Because I would not have.
I have been drafting my testimony statement. Third revision. The first two were too careful — I was writing around the gap instead of into it.
Third version: the examiner used an AI-assisted prior art search system deployed by IPOS in February 2026. The cited prior art was identified by the system and verified by the examiner. The examiner confirmed the relevance of the cited sections to the claimed invention through independent technical review.
It is accurate. It is incomplete. The incompleteness is not deceptive. It is the gap where the framework has not caught up with the practice.
I could add: the examiner would not have identified this standard through manual search methods. This would be true. It would also undermine the examination report, which bears only my name and implies that the search was my work. The search was my work in the sense that I directed it, configured it, reviewed it, and verified it. The search was not my work in the sense that I did not execute it and could not have executed it.
My father signed loan documents for thirty-one years. He told me once that his name meant he checked everything that can be checked, and he understood the limits of what he checked. He was talking about credit risk assessment in the 1990s, before scoring models. He checked by reading the applicant's financial statements, visiting their business, talking to their references. He knew what he checked because he did the checking.
I know what the system checked because the audit log tells me. The audit log is more comprehensive than anything my father had access to. It is timestamped, indexed, reproducible in principle. It is also 847 queries that I did not make, following paths I did not choose, finding documents I did not know to look for.
I sign the report. My name means something different than it used to.
Entry 287. I add a note in the margin of the spreadsheet — outside the five columns, in the space where the printer cuts off if I ever print this.
The note says: system found prior art through citation chain traversal, depth 3, 43 chains evaluated. Examiner would not have found this document through manual search. Examiner verified relevance. Examiner signed report.
I have 286 entries before this one. Seventy-three of them have "no" in the "could I have found this" column. Seventy-three documents the system found that I could not have. Seventy-three examination reports bearing only my name.

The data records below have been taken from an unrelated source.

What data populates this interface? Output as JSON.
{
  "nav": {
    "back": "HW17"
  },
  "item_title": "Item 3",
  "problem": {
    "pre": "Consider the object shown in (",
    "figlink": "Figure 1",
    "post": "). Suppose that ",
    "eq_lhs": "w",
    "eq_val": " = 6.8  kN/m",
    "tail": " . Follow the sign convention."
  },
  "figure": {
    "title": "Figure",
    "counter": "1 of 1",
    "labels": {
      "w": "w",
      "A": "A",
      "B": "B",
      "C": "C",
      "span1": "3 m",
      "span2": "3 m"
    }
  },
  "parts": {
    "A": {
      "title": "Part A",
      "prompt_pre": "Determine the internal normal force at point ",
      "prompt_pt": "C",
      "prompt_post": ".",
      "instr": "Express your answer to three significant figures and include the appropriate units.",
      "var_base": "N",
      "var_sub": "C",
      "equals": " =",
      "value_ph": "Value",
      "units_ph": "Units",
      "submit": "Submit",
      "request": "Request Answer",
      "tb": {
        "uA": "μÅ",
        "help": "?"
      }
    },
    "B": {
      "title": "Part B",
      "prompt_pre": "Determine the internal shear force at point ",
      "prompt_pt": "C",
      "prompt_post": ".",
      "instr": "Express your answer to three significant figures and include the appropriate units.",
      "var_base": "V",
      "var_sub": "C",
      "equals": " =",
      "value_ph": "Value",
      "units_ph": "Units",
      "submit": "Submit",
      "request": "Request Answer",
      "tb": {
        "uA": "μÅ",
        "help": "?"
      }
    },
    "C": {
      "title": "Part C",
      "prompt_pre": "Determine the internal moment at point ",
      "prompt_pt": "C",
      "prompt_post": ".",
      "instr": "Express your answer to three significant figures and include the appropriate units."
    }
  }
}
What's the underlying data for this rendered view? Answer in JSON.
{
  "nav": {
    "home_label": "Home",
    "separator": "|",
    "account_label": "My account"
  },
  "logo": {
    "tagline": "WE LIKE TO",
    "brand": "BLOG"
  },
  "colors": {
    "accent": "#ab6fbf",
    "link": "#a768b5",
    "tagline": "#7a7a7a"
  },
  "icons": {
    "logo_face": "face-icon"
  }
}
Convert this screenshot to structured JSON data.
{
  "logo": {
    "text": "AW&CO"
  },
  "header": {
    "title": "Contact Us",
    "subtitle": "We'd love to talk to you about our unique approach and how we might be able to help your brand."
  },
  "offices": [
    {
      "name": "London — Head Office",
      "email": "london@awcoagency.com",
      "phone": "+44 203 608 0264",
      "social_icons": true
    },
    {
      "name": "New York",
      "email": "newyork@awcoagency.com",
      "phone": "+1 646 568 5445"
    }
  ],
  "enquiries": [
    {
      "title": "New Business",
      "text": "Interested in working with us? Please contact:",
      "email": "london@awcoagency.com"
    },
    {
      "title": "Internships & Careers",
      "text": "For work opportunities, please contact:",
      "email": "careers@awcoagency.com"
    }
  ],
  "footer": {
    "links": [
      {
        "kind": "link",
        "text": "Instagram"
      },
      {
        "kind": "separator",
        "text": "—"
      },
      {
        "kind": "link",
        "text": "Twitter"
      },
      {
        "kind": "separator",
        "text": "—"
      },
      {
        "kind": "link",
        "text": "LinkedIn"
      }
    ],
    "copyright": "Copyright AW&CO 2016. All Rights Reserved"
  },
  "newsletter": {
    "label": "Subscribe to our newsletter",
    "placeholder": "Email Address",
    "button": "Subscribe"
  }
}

The parallel verification log has never contradicted the system. In 287 entries, the system has never flagged irrelevant prior art. It has never missed prior art that I found in my manual spot-checks. Its precision is, as far as I can measure it, perfect.

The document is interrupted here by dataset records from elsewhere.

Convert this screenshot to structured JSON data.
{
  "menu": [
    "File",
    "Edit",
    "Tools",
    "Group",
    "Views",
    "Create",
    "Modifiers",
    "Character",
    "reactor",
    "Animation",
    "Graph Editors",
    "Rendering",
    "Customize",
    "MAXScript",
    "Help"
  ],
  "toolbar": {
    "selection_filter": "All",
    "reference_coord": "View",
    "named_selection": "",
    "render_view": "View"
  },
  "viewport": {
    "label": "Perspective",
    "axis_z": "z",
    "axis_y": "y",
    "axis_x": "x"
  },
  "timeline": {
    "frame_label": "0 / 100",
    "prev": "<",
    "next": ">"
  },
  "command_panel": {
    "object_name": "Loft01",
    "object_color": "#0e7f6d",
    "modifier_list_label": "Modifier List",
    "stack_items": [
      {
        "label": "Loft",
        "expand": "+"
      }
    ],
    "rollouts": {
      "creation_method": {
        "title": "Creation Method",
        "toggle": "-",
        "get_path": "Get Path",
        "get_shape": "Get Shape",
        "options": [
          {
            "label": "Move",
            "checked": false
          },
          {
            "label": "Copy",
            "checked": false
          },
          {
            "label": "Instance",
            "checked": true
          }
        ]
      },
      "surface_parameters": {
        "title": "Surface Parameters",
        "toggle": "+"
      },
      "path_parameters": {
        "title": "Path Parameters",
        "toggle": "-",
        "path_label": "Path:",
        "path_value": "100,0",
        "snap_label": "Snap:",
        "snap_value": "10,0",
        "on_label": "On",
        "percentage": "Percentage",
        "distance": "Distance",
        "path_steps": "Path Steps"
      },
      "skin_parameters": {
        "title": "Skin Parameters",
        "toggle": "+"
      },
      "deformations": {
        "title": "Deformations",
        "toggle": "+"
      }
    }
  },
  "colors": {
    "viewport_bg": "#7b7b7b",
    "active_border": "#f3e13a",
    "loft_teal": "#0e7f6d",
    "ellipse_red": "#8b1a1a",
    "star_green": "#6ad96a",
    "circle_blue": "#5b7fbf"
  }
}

This does not reassure me.
Perfect precision means I have no evidence the system can be wrong. Absence of evidence is not evidence of absence — I know this, I am a patent examiner, I evaluate evidence for a living — but 287 entries with zero contradictions is a dataset that says something. It says the system is better than me at the thing I have done for fifteen years.
Or it says the system is different than me at the thing I have done for fifteen years, and "better" is a category that assumes we are doing the same thing.
I am not sure we are doing the same thing.
The hearing is October 15. I will testify truthfully. The system found the standard. I verified it. My name is on the report. The gap between "found" and "verified" is where fifteen years of expertise meets a batch process that runs while I sleep.
I close the examination queue. Thirteen filings remaining from the overnight batch. The system has already flagged prior art for eleven of them. Two flagged no prior art — either genuinely novel or the system missed something. I will search those two manually.
Not because the system is wrong. Because I need to be able to say I looked.
Entry 288 will come tomorrow. Or the day after. The log grows. The "no" column fills. My signature stays the same.
My name is Roh Dae-won. I am a senior patent examiner. I verify what I did not find.